Pensiamo ai nazionalismi nascenti e crescenti, e nel libro si potrà leggere che ci sono “micropaesi che nascono per scherzo e altri per protesta, per attirare turisti, o per avere leggi nuove, per ingannare qualcuno o per vendere francobolli”, così come forte sarà anche il tema della de-responsabilizzazione e della colpa sempre degli altri.
Tema che sarà incentrato sulla tragedia del Vajont, dove il “monte Toc metteva in guardia dal pericolo, da quelle parti toc vuol dire pezzo e patoc vuol dire marcio. Tu la costruiresti una diga sotto un monte marcio che cade a pezzi?”.
Ed il processo di de-responsabilizzazione vorrà come giustificazione il sentir dire “ non è mica venuta giù la diga ma la montagna, quindi è colpa della montagna” in un Paese ove spesso tutti si dimenticano delle cose brutte che hai fatto, basta dire che facevi finta, ma è anche un Paese ove “finché non arriva un Dolcino, non arriva una Margherita che dice “no non deve andare così, i prepotenti non possono passarla sempre liscia. Tutti insieme possiamo farcela e costruire un mondo dove queste cose non accadranno più”.

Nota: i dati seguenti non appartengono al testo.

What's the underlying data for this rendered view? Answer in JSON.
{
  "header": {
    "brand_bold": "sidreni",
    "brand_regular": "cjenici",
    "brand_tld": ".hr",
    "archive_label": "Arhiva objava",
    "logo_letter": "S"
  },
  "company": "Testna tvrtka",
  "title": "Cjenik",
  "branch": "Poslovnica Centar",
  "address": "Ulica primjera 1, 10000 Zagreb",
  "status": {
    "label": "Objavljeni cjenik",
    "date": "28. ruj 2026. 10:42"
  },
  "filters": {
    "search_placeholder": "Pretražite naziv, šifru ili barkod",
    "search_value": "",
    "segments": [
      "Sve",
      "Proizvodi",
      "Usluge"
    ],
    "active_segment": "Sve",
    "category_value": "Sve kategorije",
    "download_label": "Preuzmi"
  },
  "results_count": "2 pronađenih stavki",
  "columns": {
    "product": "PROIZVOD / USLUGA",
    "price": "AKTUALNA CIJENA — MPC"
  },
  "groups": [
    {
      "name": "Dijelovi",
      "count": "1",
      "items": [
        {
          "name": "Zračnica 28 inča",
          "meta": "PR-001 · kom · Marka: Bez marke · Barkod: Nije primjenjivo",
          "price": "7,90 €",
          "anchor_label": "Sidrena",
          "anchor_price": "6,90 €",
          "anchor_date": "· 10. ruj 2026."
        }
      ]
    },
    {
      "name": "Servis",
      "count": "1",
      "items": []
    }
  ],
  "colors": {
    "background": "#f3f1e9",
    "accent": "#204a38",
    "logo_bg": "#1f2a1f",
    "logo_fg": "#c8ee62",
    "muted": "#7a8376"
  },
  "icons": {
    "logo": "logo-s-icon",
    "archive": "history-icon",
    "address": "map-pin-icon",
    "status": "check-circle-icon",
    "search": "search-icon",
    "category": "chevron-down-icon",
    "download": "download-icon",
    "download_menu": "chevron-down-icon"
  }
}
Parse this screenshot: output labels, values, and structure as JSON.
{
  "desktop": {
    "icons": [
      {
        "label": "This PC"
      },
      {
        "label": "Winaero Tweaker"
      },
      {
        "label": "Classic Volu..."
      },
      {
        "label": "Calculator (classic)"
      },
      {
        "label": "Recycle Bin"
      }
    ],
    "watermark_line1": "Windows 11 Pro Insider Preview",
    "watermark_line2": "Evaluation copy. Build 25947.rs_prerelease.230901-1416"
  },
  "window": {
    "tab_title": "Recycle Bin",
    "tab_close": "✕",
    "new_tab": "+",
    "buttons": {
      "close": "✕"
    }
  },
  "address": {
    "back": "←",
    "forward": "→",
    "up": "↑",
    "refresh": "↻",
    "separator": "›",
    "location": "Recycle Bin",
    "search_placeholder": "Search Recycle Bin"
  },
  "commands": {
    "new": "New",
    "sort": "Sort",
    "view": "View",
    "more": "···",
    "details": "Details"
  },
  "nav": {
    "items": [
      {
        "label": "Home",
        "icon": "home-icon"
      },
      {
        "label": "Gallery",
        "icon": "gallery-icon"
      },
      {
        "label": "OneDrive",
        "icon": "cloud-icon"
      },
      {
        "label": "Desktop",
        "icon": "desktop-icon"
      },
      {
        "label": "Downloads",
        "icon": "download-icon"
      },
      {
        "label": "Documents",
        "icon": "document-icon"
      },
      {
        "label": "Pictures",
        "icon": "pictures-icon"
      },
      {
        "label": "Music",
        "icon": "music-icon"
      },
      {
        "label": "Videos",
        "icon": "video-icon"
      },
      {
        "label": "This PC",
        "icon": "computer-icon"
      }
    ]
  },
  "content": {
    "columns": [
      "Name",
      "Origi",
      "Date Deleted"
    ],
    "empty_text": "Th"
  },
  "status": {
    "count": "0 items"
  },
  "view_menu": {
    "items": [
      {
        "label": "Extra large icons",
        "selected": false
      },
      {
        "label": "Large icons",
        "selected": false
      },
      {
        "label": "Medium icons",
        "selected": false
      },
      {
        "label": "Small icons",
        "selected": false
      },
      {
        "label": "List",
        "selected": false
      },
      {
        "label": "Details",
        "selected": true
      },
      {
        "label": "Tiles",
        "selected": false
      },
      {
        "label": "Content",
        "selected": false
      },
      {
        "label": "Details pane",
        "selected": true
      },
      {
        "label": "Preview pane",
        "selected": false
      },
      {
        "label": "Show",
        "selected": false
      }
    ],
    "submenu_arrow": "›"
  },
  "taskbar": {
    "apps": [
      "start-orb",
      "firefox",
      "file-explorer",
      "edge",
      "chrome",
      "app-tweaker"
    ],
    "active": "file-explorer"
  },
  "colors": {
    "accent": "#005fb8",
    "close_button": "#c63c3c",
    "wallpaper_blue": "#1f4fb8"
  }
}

Ci saranno comunque anche altre storie, tra luoghi immaginari e reali, cose immaginarie e reali, ove il filo conduttore della solidarietà, lotta alla prepotenza, amore per la libertà, uguaglianza e giustizia, è determinante, anche attraverso il racconto di una storia triste e brutta, perché per costruire un nuovo mondo, giusto, senza prepotenti,“può servire anche un sasso, un sasso tenuto come ricordo di un giorno brutto, e di una storia brutta che va raccontata”. E questa  è certamente una questione per nulla scontata, e forse anche "sconvolgente" per chi è abituato al fatto che ai piccoli si debbano raccontare solo le favole, in un mondo ove le favole possono anche esistere ma la vita non è fatta di favole, di sogni ed amori, speranza e lotta, sì, e questo libro sotto il nome del morbo di Dolcino può essere uno strumento di comprensione e di maturazione di una riflessione compiuta sulla nostra società. D'altronde, seminare libertà, uguaglianza e fraternità in un mondo imperniato da secoli da storie e storielle di principi e principesse, di belle addormentate e cenerentole di turno, è un qualcosa che andava, con lo stile di Cantalamappa, prima o poi, osato. Un libro che nasce da una proposta maturata a Bologna, ove attraversando luoghi e misteri, montagne e rotte marine, la magia “sovversiva”, con la scrittura del collettivo Wu Ming e le meravigliose illustrazioni di Paolo Domeniconi, è semplicemente reale.